Students who many be described as "digital learners" approach learning differently from their text-bount predecessors. While previous learning was based on being told, an authority driven model, today's learner prefers discovery and experimentation. Older learners prefer a linear and deductive style, while today's learners prefer brocolage (a mixture of information from many sources) and judgement on the fly. When older learners didn't know, they wouldn't try, said Oblinger, but when a new learner doesn't know they will "link, lurk and try."
These new learners and new atrtitudes suggest a new set of best practices, practices seen today in such ventures as eArmyU and the Pew Foundation, said Oblinger.
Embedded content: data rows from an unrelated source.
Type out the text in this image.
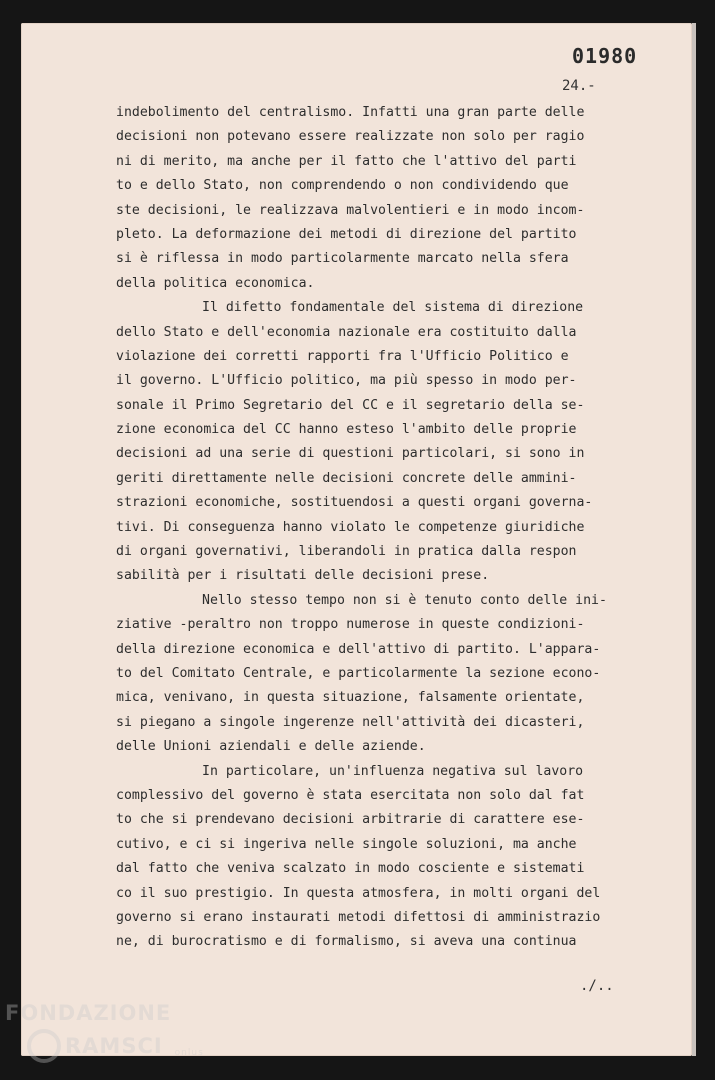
01980
24.-
indebolimento del centralismo. Infatti una gran parte delle
decisioni non potevano essere realizzate non solo per ragio
ni di merito, ma anche per il fatto che l'attivo del parti
to e dello Stato, non comprendendo o non condividendo que
ste decisioni, le realizzava malvolentieri e in modo incom-
pleto. La deformazione dei metodi di direzione del partito
si è riflessa in modo particolarmente marcato nella sfera
della politica economica.
Il difetto fondamentale del sistema di direzione
dello Stato e dell'economia nazionale era costituito dalla
violazione dei corretti rapporti fra l'Ufficio Politico e
il governo. L'Ufficio politico, ma più spesso in modo per-
sonale il Primo Segretario del CC e il segretario della se-
zione economica del CC hanno esteso l'ambito delle proprie
decisioni ad una serie di questioni particolari, si sono in
geriti direttamente nelle decisioni concrete delle ammini-
strazioni economiche, sostituendosi a questi organi governa-
tivi. Di conseguenza hanno violato le competenze giuridiche
di organi governativi, liberandoli in pratica dalla respon
sabilità per i risultati delle decisioni prese.
Nello stesso tempo non si è tenuto conto delle ini-
ziative -peraltro non troppo numerose in queste condizioni-
della direzione economica e dell'attivo di partito. L'appara-
to del Comitato Centrale, e particolarmente la sezione econo-
mica, venivano, in questa situazione, falsamente orientate,
si piegano a singole ingerenze nell'attività dei dicasteri,
delle Unioni aziendali e delle aziende.
In particolare, un'influenza negativa sul lavoro
complessivo del governo è stata esercitata non solo dal fat
to che si prendevano decisioni arbitrarie di carattere ese-
cutivo, e ci si ingeriva nelle singole soluzioni, ma anche
dal fatto che veniva scalzato in modo cosciente e sistemati
co il suo prestigio. In questa atmosfera, in molti organi del
governo si erano instaurati metodi difettosi di amministrazio
ne, di burocratismo e di formalismo, si aveva una continua
./..
FONDAZIONE
RAMSCI onlus
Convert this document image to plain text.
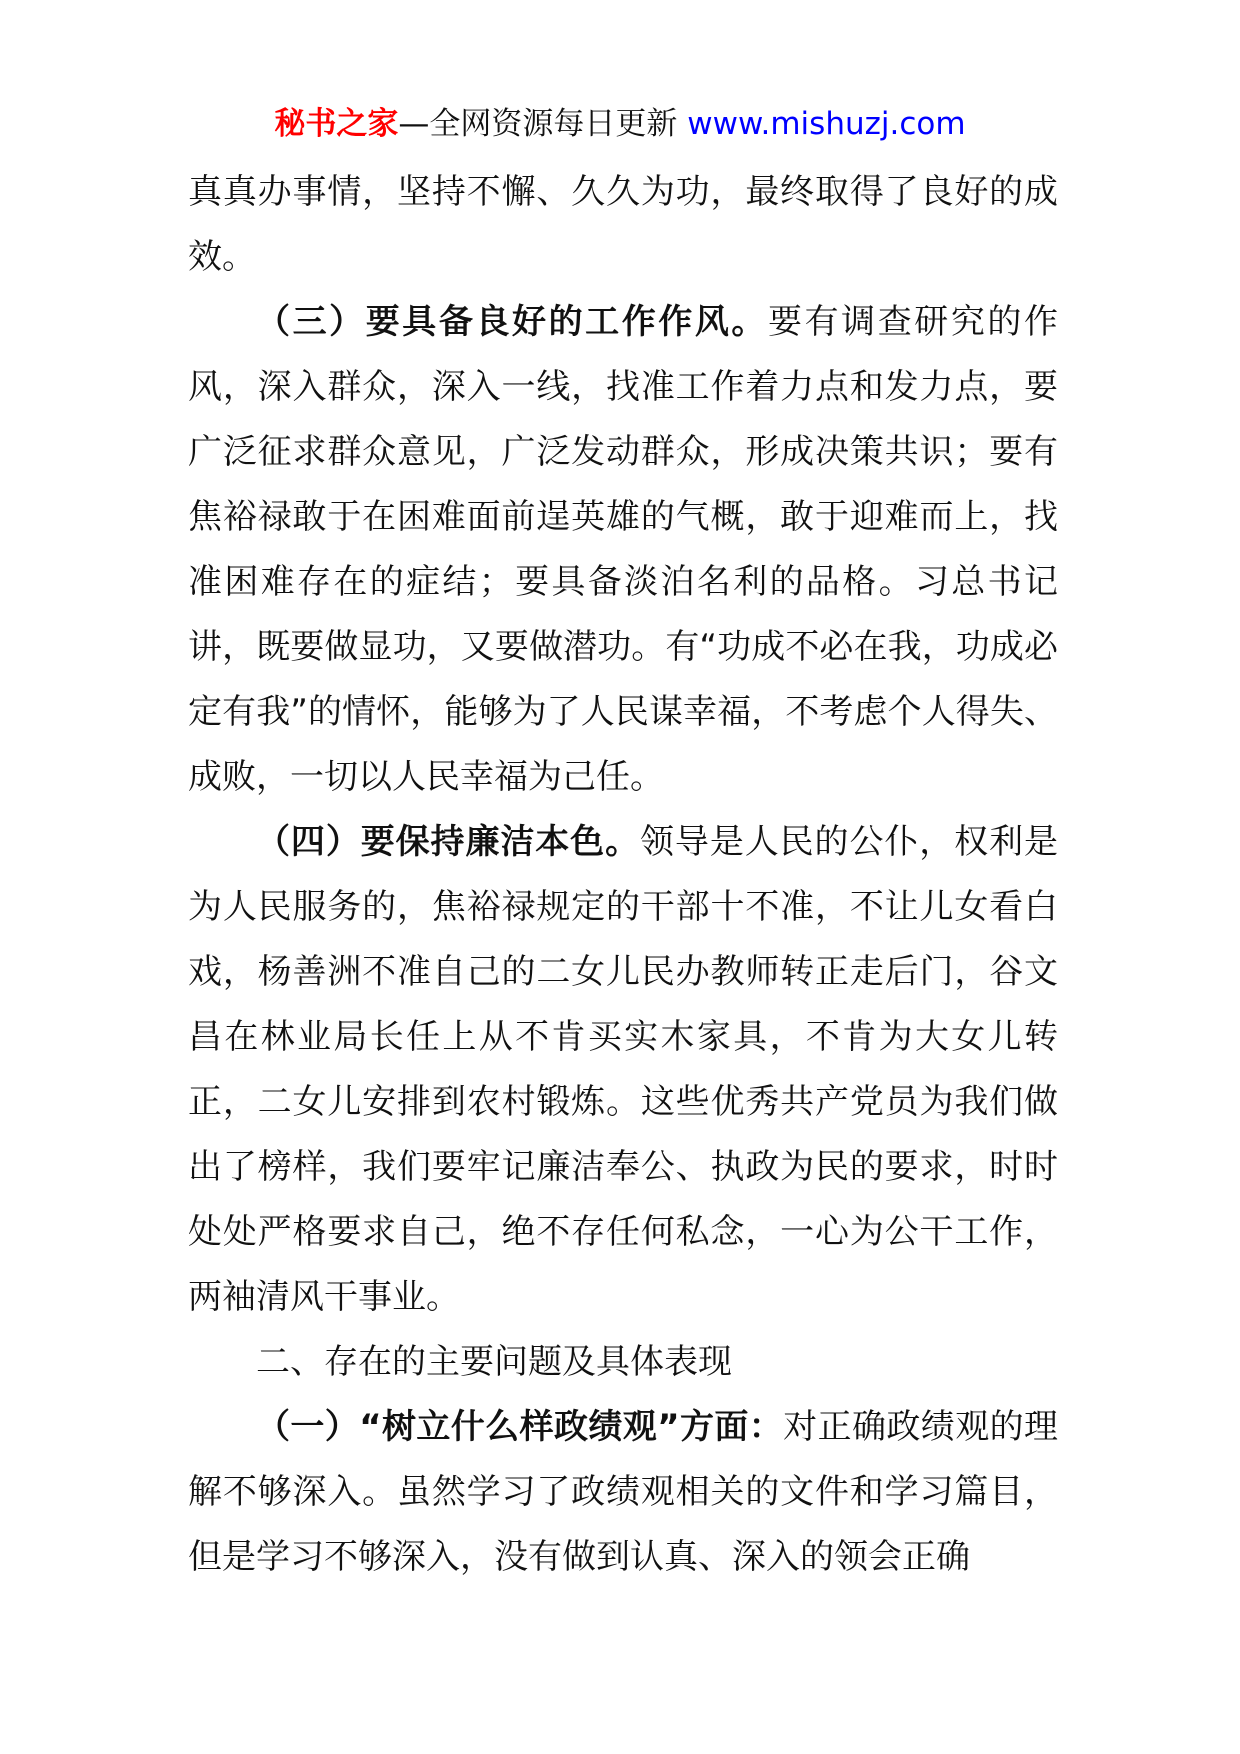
秘书之家—全网资源每日更新 www.mishuzj.com

真真办事情，坚持不懈、久久为功，最终取得了良好的成效。

（三）要具备良好的工作作风。要有调查研究的作风，深入群众，深入一线，找准工作着力点和发力点，要广泛征求群众意见，广泛发动群众，形成决策共识；要有焦裕禄敢于在困难面前逞英雄的气概，敢于迎难而上，找准困难存在的症结；要具备淡泊名利的品格。习总书记讲，既要做显功，又要做潜功。有“功成不必在我，功成必定有我”的情怀，能够为了人民谋幸福，不考虑个人得失、成败，一切以人民幸福为己任。

（四）要保持廉洁本色。领导是人民的公仆，权利是为人民服务的，焦裕禄规定的干部十不准，不让儿女看白戏，杨善洲不准自己的二女儿民办教师转正走后门，谷文昌在林业局长任上从不肯买实木家具，不肯为大女儿转正，二女儿安排到农村锻炼。这些优秀共产党员为我们做出了榜样，我们要牢记廉洁奉公、执政为民的要求，时时处处严格要求自己，绝不存任何私念，一心为公干工作，两袖清风干事业。

二、存在的主要问题及具体表现

（一）“树立什么样政绩观”方面：对正确政绩观的理解不够深入。虽然学习了政绩观相关的文件和学习篇目，但是学习不够深入，没有做到认真、深入的领会正确
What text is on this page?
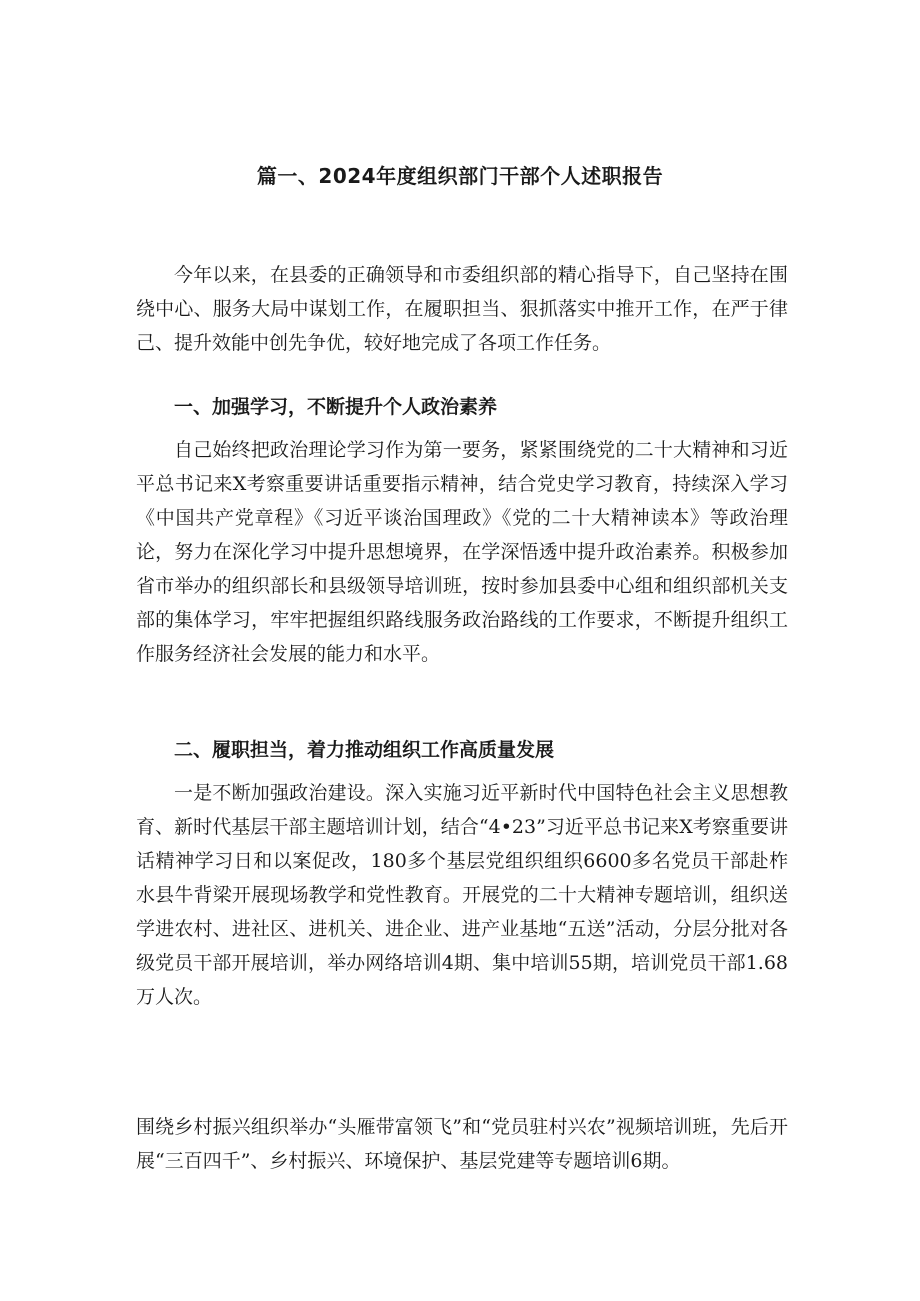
篇一、2024年度组织部门干部个人述职报告

今年以来，在县委的正确领导和市委组织部的精心指导下，自己坚持在围绕中心、服务大局中谋划工作，在履职担当、狠抓落实中推开工作，在严于律己、提升效能中创先争优，较好地完成了各项工作任务。

一、加强学习，不断提升个人政治素养

自己始终把政治理论学习作为第一要务，紧紧围绕党的二十大精神和习近平总书记来X考察重要讲话重要指示精神，结合党史学习教育，持续深入学习《中国共产党章程》《习近平谈治国理政》《党的二十大精神读本》等政治理论，努力在深化学习中提升思想境界，在学深悟透中提升政治素养。积极参加省市举办的组织部长和县级领导培训班，按时参加县委中心组和组织部机关支部的集体学习，牢牢把握组织路线服务政治路线的工作要求，不断提升组织工作服务经济社会发展的能力和水平。

二、履职担当，着力推动组织工作高质量发展

一是不断加强政治建设。深入实施习近平新时代中国特色社会主义思想教育、新时代基层干部主题培训计划，结合“4•23”习近平总书记来X考察重要讲话精神学习日和以案促改，180多个基层党组织组织6600多名党员干部赴柞水县牛背梁开展现场教学和党性教育。开展党的二十大精神专题培训，组织送学进农村、进社区、进机关、进企业、进产业基地“五送”活动，分层分批对各级党员干部开展培训，举办网络培训4期、集中培训55期，培训党员干部1.68万人次。

围绕乡村振兴组织举办“头雁带富领飞”和“党员驻村兴农”视频培训班，先后开展“三百四千”、乡村振兴、环境保护、基层党建等专题培训6期。
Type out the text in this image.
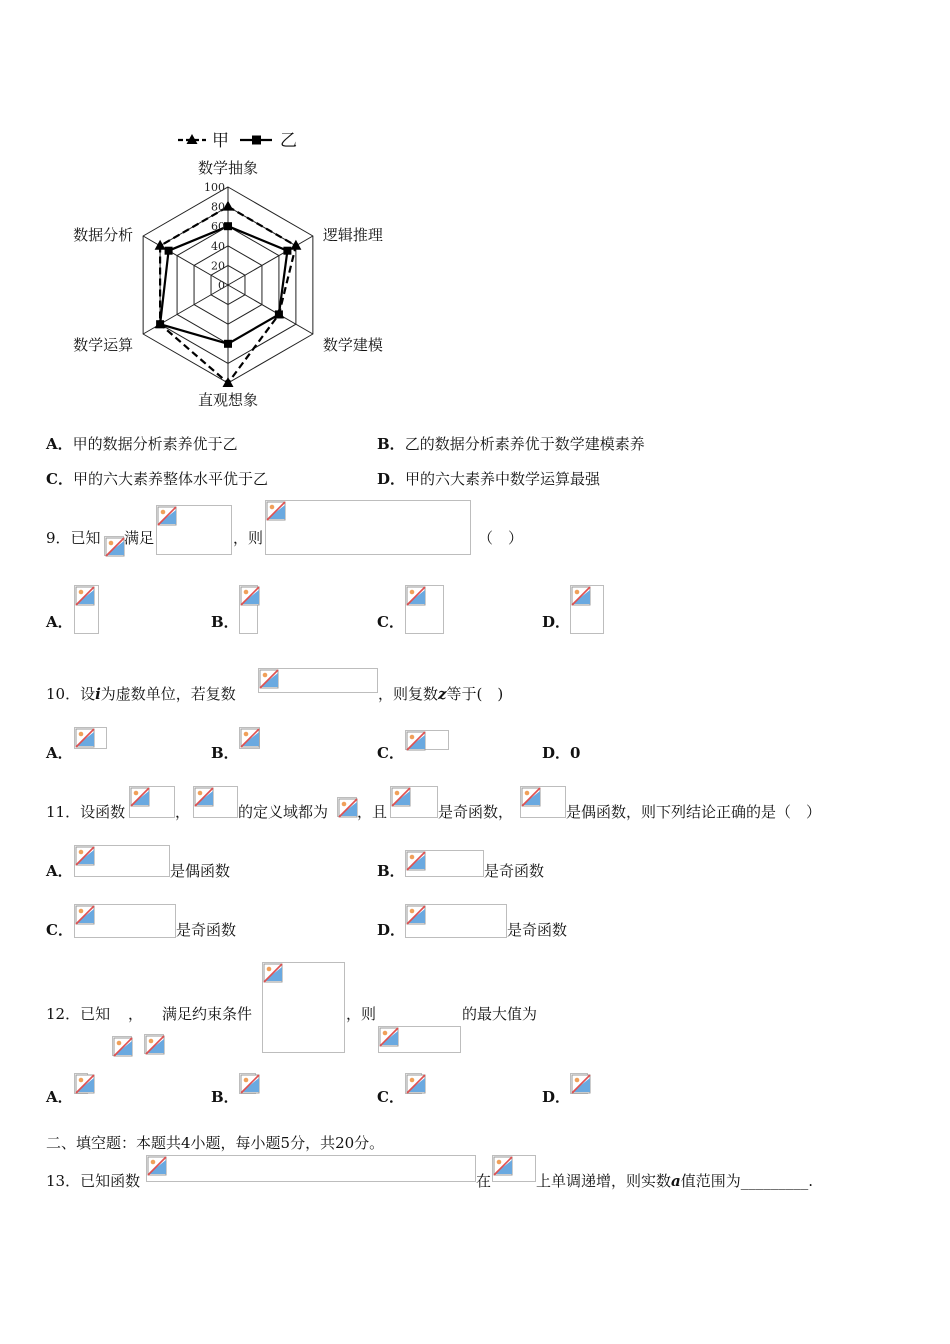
甲	乙
100
80
60
40
20
0
数学抽象
逻辑推理
数学建模
直观想象
数学运算
数据分析
A．甲的数据分析素养优于乙	B．乙的数据分析素养优于数学建模素养
C．甲的六大素养整体水平优于乙	D．甲的六大素养中数学运算最强
9．已知 满足	，则	（　）
A．	B．	C．	D．
10．设i为虚数单位，若复数	，则复数z等于(　)
A．	B．	C．	D．0
11．设函数	，	的定义域都为 ，且	是奇函数，	是偶函数，则下列结论正确的是（　）
A．	是偶函数	B．	是奇函数
C．	是奇函数	D．	是奇函数
12．已知 ， 满足约束条件	，则	的最大值为
A．	B．	C．	D．
二、填空题：本题共4小题，每小题5分，共20分。
13．已知函数	在	上单调递增，则实数a值范围为_________.
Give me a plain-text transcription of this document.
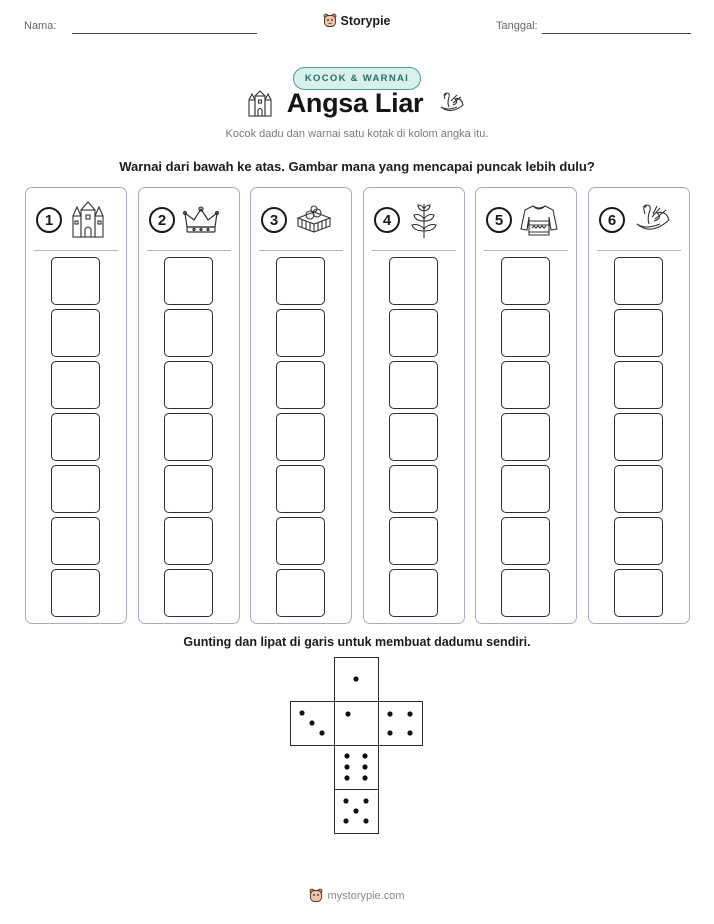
Nama:	Storypie	Tanggal:
KOCOK & WARNAI
Angsa Liar
Kocok dadu dan warnai satu kotak di kolom angka itu.
Warnai dari bawah ke atas. Gambar mana yang mencapai puncak lebih dulu?
1	2	3	4	5	6
Gunting dan lipat di garis untuk membuat dadumu sendiri.
mystorypie.com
The latter, for example, is working with what is called a "buffet model" for online courses, a model where each learner is pre-assessed, where they select from an array of interactive learning materials, and where they proceed at their own pace in a learning mode of their own preference.
More studies are probably needed, but Oblinger cited enormous cost savings - up to 70 percent of costs per learner - through the use of buffet style learning.
Oblinger sumarized with a set of guidelines for developers of online learning that are (somewhat) related to these finidings. Organizations should attend first and formost to change management, she said. They should adopt known principles of learning, such as learner centered design, experiential,interactive and individualized learning, and a focus on outcomes. They should embrace accountability as an opportunity. And they should "balance the complexity" and not spend too much time on, say, content, at the expense of, say, infrastructure, change, faculty or students.